— Ну, тогда и ладно. Прости, что побеспокоила.
— Невелико беспокойство.
— Все же... — А сама уже поставила на стол бутылку самогона — достала у бабки Авдотьи, наложила в миску рыжиков, залила их сметаной. — Не побрезгуй, Иван Степаныч...
— Кто ж таким делом брезгует, — заулыбался печник. — Да по мне, если каждый день такое, только приплясывать стану, хоть и на одной ноге.
Она налила ему полный стакан и себе немного в чашку.
— Будь здоров, Иван Степаныч!
— И тебе того же!
Выпил. Закусил рыжиком и посветлевшим взглядом, словно ему сбросили десяток лет, посмотрел на Елизавету.
— А ты ничего, в теле, — сказал он и опять хохотнул, взблеснув крепкими неровными зубами.
— А кому нужно мое тело-то? — с грустью усмехнулась Елизавета.
— Ну, не скажи...
Она налила еще ему и себе для храбрости.
Печник выпил и загрустил:
— Зараза война, твоего убрала, меня укоротила, тебя обездолила. Гляжу на тебя и жалею. Мужика бы тебе подходящего. Чего, в самом деле!
— Где его найдешь? Не валяется...
— Да, прозрачно стало в нашем Кузёлеве... А раньше-то хороводы водили, в Петров день как высыпят все на улицу, на гулянье, что тебе ярмарка какая...
— Ладно тебе о старом! Чего его вспоминать. Ты ведь веселый, — сказала Елизавета и тронула рукой его волнистые, подбитые сединой волосы. — Мягкие... Добрый должен быть...
— А и не жадный...
Ох как трудно было ей сблизиться с ним. Без любви, без чувства.

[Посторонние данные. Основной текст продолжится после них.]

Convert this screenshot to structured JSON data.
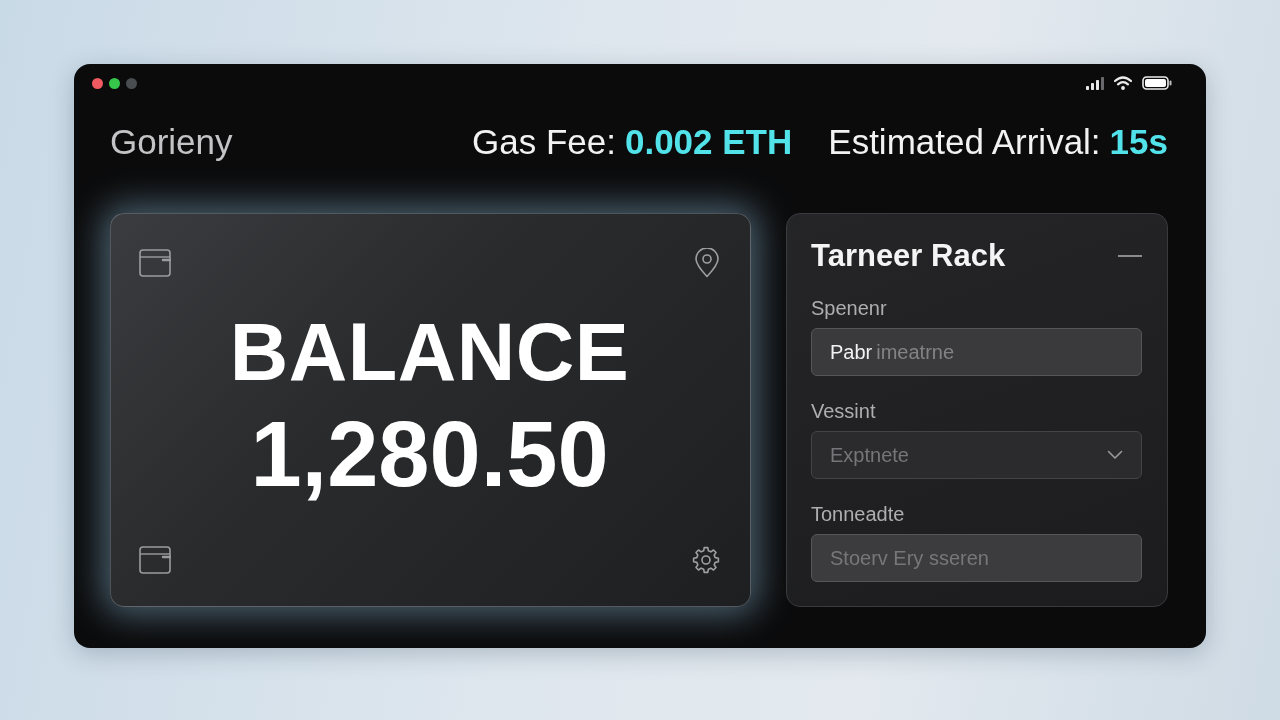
{
  "header": {
    "brand": "Gorieny",
    "gas_fee": {
      "label": "Gas Fee:",
      "value": "0.002 ETH"
    },
    "arrival": {
      "label": "Estimated Arrival:",
      "value": "15s"
    }
  },
  "balance_card": {
    "label": "BALANCE",
    "amount": "1,280.50"
  },
  "panel": {
    "title": "Tarneer Rack",
    "fields": [
      {
        "kind": "text",
        "label": "Spenenr",
        "value": "Pabr",
        "suggestion": "imeatrne"
      },
      {
        "kind": "select",
        "label": "Vessint",
        "placeholder": "Exptnete"
      },
      {
        "kind": "text",
        "label": "Tonneadte",
        "placeholder": "Stoerv Ery sseren"
      }
    ]
  }
}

Ладно, помогла самогонка.
— Ну, Лиза, согрешили мы, не дай бог моя баба узнает...
— А ты не говори, так и не узнает.
— Ты не скажи кому.
— Зачем же... Не с радости, с горя... — И уже вслед ему сказала: — Не осуждай...
Вот так родилась Томка. Больше ни разу не был ее отец у Елизаветы. Приходил. Не пускала.
— Ветром, что ли, надуло? — неприязненно оглядывая ее живот, говорили бабы. — Эва как, ни стыда ни совести, в такие-то годы...
Брат приходил. Брезгливо морщил сухие губы:
— Чего это ты? С кем?
— С кем надо. А тебе что?
— А то, что позоришь!
— Мое дело.
— И меня касается, брат твой. Эва вздуло как, к носу подпирает.
— И хорошо. Сама захотела.
— Ну и черт с тобой! Но чтоб больше твоей ноги в моем доме не было!
— И на том спасибо, — ответила ему Елизавета. — Только не подумал ты, мой братенник, что я одна осталась...
— Не ты одна такая, а другие себя соблюдают. — Плюнул и ушел.
Так с братом рассталась.
Старухи гадали:
— От кого же она понесла? И не уезжала, вся на глазах, а схитрила...
И не одна женка думала: «Уж не с моим ли схлестнулась?»
И неприязнь отсюда к ней, а от нее — к Томке. Сын с дочкой узнали, и все реже письма, сдержаннее. Осуждать не осуждали, а холодком потянуло. Ну, бог с ними. Где им понять?.. Но есть Томка, кусочек солнышка, и тепло и светло...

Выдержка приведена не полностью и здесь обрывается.